Здесь ради соблюдения приличий нам следует разделиться с женами. Они все пятеро берутся за руки, как девочки на прогулке. А мы с безучастным видом идем за ними следом. Сзади, надо сказать, эти куколки очень милы, у них такие аккуратненькие прически и такие кокетливые черепаховые шпильки. Они волочат ноги, производя при этом противный звук своими высокими деревянными башмаками, и стараются идти носком внутрь — это считается модным и элегантным. Каждую минуту они заливаются смехом.

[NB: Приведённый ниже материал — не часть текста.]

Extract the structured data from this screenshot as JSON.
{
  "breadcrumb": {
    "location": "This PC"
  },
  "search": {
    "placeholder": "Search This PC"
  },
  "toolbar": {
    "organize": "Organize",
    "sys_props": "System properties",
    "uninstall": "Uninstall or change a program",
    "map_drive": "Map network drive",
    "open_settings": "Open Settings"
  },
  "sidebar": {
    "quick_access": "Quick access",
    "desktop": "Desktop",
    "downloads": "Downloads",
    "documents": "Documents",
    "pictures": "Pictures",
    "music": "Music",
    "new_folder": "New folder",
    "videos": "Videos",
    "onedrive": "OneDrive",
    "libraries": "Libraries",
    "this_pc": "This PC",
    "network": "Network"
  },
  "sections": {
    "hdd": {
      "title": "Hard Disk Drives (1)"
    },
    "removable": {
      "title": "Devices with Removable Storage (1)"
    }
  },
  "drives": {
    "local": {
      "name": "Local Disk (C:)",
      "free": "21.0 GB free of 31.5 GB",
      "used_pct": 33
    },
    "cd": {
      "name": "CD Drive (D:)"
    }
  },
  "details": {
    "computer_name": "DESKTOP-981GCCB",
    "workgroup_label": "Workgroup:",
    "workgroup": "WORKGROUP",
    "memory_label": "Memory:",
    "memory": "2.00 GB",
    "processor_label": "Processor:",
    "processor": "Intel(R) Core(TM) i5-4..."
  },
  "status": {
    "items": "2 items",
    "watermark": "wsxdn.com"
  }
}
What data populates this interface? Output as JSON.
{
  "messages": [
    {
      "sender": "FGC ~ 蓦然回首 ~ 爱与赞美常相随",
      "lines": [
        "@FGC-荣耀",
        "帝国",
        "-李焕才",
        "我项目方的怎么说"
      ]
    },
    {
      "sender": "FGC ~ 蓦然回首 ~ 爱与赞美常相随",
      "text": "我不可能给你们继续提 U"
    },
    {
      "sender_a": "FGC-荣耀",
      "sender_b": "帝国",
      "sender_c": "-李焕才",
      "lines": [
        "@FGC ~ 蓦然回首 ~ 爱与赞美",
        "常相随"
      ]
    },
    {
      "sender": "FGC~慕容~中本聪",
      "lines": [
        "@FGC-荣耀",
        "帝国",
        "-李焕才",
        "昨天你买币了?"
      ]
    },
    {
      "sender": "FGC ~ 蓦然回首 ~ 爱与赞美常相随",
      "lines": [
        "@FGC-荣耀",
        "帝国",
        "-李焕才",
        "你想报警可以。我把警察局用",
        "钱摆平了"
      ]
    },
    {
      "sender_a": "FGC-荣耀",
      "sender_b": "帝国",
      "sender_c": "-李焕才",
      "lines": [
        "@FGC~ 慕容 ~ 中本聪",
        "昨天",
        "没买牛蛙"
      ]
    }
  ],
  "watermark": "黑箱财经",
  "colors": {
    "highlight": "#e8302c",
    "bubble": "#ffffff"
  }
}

Да, со спины они очень милы; как и у всех японок, у них прелестные затылки. А главное, чудно видеть, как они выстраиваются в шеренгу. Между собой мы называем их «Наши ученые собачки», и они действительно ведут себя очень похоже.

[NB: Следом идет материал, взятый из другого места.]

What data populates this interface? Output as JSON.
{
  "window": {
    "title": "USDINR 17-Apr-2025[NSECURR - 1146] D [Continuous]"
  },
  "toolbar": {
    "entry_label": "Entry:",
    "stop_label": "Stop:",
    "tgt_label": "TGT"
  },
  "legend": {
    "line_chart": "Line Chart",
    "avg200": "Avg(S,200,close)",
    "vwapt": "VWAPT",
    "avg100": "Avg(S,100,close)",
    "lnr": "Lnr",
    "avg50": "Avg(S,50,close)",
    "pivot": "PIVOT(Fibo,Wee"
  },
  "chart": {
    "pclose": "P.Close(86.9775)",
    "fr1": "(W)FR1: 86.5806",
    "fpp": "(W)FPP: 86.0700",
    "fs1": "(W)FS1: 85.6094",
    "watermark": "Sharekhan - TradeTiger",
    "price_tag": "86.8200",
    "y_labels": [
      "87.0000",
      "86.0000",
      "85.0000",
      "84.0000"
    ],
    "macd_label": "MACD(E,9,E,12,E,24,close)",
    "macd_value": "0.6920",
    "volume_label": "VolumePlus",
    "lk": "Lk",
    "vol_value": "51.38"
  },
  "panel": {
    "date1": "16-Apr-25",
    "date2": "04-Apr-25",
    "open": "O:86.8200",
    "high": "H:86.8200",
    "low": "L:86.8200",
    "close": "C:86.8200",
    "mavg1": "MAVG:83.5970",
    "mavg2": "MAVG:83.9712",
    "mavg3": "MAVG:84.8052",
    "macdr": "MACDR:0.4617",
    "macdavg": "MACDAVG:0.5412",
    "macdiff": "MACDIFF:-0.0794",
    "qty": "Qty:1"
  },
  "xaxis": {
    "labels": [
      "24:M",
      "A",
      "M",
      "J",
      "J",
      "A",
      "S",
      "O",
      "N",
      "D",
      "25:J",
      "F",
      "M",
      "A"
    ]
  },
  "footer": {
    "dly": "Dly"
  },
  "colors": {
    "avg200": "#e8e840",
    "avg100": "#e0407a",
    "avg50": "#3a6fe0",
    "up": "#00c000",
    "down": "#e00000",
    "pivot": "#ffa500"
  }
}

Этот большой Нагасаки повсюду совершенно одинаков — везде горят масляные лампы, везде мигают разноцветные фонарики, везде несутся как угорелые дзины. Повсюду одни и те же узенькие улочки, вдоль которых стоят одни и те же низенькие домики из дерева и бумаги. Повсюду одни и те же лавочки, незастекленные, открытые всем ветрам; они одинаково просты и бесхитростны, что бы в них ни мастерилось, что бы ни продавалось, будь то тонкие золоченые лаковые изделия, дивной красоты вазы или же старые котелки, сушеная рыба и разные лохмотья. А все торговцы сидят на земле посреди своих изысканных или грубых побрякушек с обнаженными до пояса ногами, почти выставляя напоказ то, что у нас обычно прячут, но стыдливо прикрывая торс. А еще милейшего вида ремесленники с помощью простейших приемов, занимаются на глазах у публики самыми разнообразными уморительными ремеслами.

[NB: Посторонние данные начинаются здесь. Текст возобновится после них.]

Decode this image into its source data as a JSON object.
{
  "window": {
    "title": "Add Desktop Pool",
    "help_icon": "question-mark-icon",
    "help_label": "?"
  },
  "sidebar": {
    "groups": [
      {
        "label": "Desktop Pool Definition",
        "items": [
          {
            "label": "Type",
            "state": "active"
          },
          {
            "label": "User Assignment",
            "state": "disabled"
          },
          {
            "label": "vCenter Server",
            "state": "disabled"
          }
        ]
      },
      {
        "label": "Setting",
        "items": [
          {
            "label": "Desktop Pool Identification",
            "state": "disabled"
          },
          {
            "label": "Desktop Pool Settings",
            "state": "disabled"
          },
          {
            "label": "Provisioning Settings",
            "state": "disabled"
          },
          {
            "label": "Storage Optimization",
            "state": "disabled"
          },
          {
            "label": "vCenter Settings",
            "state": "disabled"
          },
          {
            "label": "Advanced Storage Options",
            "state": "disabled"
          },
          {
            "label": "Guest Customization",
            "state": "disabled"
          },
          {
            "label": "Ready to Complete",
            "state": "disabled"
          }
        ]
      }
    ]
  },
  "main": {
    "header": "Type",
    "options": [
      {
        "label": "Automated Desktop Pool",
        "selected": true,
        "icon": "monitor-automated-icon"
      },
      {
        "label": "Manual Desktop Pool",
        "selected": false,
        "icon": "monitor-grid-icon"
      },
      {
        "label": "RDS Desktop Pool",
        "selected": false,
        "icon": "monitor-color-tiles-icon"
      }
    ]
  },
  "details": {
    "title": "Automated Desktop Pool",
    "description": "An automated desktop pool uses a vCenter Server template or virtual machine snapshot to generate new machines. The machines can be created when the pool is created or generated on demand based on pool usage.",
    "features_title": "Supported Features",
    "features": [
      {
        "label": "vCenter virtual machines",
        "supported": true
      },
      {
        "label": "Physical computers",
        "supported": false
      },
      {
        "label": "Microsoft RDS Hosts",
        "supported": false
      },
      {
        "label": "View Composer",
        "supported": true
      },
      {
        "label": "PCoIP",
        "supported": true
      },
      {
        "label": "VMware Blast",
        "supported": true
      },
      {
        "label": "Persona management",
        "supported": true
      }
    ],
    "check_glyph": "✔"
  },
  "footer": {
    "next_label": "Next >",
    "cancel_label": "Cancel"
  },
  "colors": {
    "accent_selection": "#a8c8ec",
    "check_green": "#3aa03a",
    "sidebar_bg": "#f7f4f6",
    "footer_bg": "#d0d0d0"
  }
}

О! До чего же странные вещи выставлены на этих улицах, и до чего причудливы и неожиданны эти базары!
В городе никогда не встретишь лошадей или экипажи; люди ходят только пешком или ездят в смешных повозочках, которые тянут за собой люди-скороходы. Иногда попадаются европейцы с судов, стоящих на рейде; попадаются и японцы (к счастью, пока немногочисленные), пытающиеся носить сюртук; другие же довольствуются тем, что добавляют к национальной одежде котелок, из-под которого свисают длинные пряди прямых волос. Везде суета, дела, торговля, побрякушки — смех…
На базарах наши мусме каждый вечер делают много покупок; им всего хочется, как избалованным детям, — игрушек, шпилек, поясов, цветов. А потом, они очень мило дарят подарки друг другу, улыбаясь как маленькие девочки. Колокольчик, например, выбирает для Хризантемы хитроумный фонарик, где китайские тени, при помощи невидимого механизма, водят нескончаемый хоровод вокруг язычка пламени. Хризантема в ответ дарит Колокольчику волшебный веер, где картинку с бабочками, порхающими над цветами вишни, можно при желании поменять на изображение загробных чудовищ, преследующих друг друга среди черных туч. Туки дарит Сику картонную маску, представляющую собой напыщенную физиономию Дайкоку, бога богатства;[31] Сику отвечает хрустальной трубой, из которой можно извлекать совершенно необычайный звук — нечто вроде индюшиного клекота. Все это какое-то чересчур странное, зловеще несуразное; любая вещь изумляет и кажется непостижимым порождением ума, устроенного совсем не так, как у нас…
В модных чайных, где мы заканчиваем свой вечер, маленькие служаночки теперь кланяются, едва завидев нас, с видом почтительного узнавания; мы для них — одна из компаний, ведущих шикарный образ жизни в Нагасаки. Начинается бессвязная болтовня, часто без всякого смысла, бесконечное хитросплетение странных слов — и все это в освещенных фонарями садиках, возле водоемов с красными рыбками, где есть мостики, островки и развалины башенок. Нам подают чай, белые или розовые конфеты с перцем, ни на что не похожие по вкусу, странные напитки со льдом и со снегом, напоминающие запах духов или цветов.